При этих словах начавшийся было ропоток увял, настороженное любопытство разлилось по рядам колхозников.
— Ну? — не вытерпел кто-то на задней скамейке.
— Я сказал Кафтанову: «Лушка, видать, унюхала что про твои желания, в степь с вечера убегла».
— Эк ты! — вскочил Галаншин, замахал руками. — Вот ентой-то ложи и не прощает тебе Лушка!
— Лишил бабу радости…
— Доседни сожалеет… — заметался в тесной, накуренной конторе хохоток.
Лукерья повернула голову вправо, влево, налилась гневом:
— Жеребцы, язви вас! Нахальники… Об чем это я сожалею? Да я, как Иван сказал мне, что Кафтанов… на этакое зарится, при нем же, при Иване, собрала в узел рубашонки для перемены — да в лес. Иван не даст соврать. Скажи ты им, Иван Силантьич! Без перегляду с час бежала, пока сердце не зашлось.
— Это верно, побежала ты — на коне вряд ли бы угнаться, — сказал Иван, но его перебил Галаншин:
— А скажи, Иван, случаем не на заимку по привычке она побежала, что в Огневских ключах?
— Кака заимка?! Каки ключи?! — вскочив, закричала Лукерья, но ее голос потонул в громовом хохоте.
В молодости Лукерья была девкой бойкой и на любовь щедрой. Видимо, поэтому, несмотря на красоту, замуж ее никто не брал, но ее щедростью пользовался всякий. А михайловский богач Кафтанов, когда случались у него загулы, почти в открытую увозил Лушку на свою заимку, жил там с ней по неделям.
Знали также в деревне, что в двадцать восьмом году кто-то из деревенских доброхотов наградил Лукерью сыном.

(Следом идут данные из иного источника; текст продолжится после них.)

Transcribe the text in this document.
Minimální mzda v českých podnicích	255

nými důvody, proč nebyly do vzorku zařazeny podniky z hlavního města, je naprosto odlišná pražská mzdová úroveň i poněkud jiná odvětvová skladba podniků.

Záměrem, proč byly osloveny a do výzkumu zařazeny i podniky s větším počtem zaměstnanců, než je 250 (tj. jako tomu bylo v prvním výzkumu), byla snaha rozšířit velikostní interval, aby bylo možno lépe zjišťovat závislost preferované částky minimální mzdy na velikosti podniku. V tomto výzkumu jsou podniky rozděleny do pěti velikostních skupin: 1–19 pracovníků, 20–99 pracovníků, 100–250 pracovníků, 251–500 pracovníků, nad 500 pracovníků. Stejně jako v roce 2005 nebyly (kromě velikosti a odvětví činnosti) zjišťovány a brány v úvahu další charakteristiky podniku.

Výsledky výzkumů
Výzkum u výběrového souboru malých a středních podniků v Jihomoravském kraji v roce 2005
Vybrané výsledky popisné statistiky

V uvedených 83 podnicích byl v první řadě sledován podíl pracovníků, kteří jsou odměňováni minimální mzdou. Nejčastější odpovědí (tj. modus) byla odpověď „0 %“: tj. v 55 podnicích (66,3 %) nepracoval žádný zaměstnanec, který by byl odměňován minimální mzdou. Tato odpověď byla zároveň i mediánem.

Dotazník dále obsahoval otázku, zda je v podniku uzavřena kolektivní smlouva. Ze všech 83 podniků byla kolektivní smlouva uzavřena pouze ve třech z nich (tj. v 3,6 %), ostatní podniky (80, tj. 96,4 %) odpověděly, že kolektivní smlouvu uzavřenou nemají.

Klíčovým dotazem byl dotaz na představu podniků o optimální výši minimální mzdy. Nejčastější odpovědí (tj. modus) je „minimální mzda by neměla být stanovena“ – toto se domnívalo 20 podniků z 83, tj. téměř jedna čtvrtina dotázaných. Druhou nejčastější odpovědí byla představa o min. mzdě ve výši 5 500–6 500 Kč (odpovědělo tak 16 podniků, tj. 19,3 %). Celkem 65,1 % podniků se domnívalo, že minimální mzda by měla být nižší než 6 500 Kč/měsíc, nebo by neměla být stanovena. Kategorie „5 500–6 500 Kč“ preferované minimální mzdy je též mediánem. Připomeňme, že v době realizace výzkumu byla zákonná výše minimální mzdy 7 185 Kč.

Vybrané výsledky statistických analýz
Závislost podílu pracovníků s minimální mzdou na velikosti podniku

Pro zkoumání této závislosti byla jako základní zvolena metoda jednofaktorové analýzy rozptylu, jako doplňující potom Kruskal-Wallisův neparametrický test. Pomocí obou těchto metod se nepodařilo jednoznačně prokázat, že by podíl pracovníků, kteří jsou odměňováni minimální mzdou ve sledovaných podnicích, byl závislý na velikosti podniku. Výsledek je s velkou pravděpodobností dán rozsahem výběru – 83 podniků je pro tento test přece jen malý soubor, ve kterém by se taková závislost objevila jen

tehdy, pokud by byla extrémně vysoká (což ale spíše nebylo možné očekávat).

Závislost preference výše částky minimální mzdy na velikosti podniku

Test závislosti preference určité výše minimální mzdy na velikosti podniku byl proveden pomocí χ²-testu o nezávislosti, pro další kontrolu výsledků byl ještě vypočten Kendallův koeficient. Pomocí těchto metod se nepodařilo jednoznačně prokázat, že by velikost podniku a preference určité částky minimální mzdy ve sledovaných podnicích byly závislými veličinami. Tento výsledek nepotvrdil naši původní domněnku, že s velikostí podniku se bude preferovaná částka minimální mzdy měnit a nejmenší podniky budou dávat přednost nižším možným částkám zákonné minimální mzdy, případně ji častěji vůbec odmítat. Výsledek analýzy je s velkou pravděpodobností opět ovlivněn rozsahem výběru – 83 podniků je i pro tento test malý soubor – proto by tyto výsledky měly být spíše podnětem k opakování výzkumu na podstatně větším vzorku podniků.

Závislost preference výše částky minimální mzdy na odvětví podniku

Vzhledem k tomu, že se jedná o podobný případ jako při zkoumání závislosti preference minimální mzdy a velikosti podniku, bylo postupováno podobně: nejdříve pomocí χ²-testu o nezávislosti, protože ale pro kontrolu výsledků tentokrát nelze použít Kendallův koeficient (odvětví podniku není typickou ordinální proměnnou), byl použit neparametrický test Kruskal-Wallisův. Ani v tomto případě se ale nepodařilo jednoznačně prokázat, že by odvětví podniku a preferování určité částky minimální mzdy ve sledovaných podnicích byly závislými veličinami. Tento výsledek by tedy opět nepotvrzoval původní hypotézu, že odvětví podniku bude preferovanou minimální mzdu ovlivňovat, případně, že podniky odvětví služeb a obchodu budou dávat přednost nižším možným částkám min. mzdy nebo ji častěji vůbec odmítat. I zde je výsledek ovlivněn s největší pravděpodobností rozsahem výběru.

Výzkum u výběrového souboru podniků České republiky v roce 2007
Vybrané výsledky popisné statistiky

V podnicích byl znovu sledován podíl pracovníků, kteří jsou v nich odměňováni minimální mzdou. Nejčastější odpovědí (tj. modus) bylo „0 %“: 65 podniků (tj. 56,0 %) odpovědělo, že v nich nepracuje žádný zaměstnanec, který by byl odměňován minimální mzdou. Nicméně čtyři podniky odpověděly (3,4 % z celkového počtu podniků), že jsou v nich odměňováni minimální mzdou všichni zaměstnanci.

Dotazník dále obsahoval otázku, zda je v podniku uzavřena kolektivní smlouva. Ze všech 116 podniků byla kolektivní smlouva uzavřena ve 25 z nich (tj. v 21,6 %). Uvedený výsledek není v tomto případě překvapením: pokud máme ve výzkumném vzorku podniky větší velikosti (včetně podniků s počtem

Почувствовав себя беременной, Кашкарова очень удивилась этому обстоятельству и, встречаясь с бабами, зло разглядывала свой полнеющий живот и у каждой женщины почему-то допытывалась:
— Кто же это, бабоньки, мне подсудобил? Узнать — я бы ему глазищи-то выдавила. Ну, погоди, пущай дите народится! По обличью отгадаю отца и брошу ему ребенка под порог.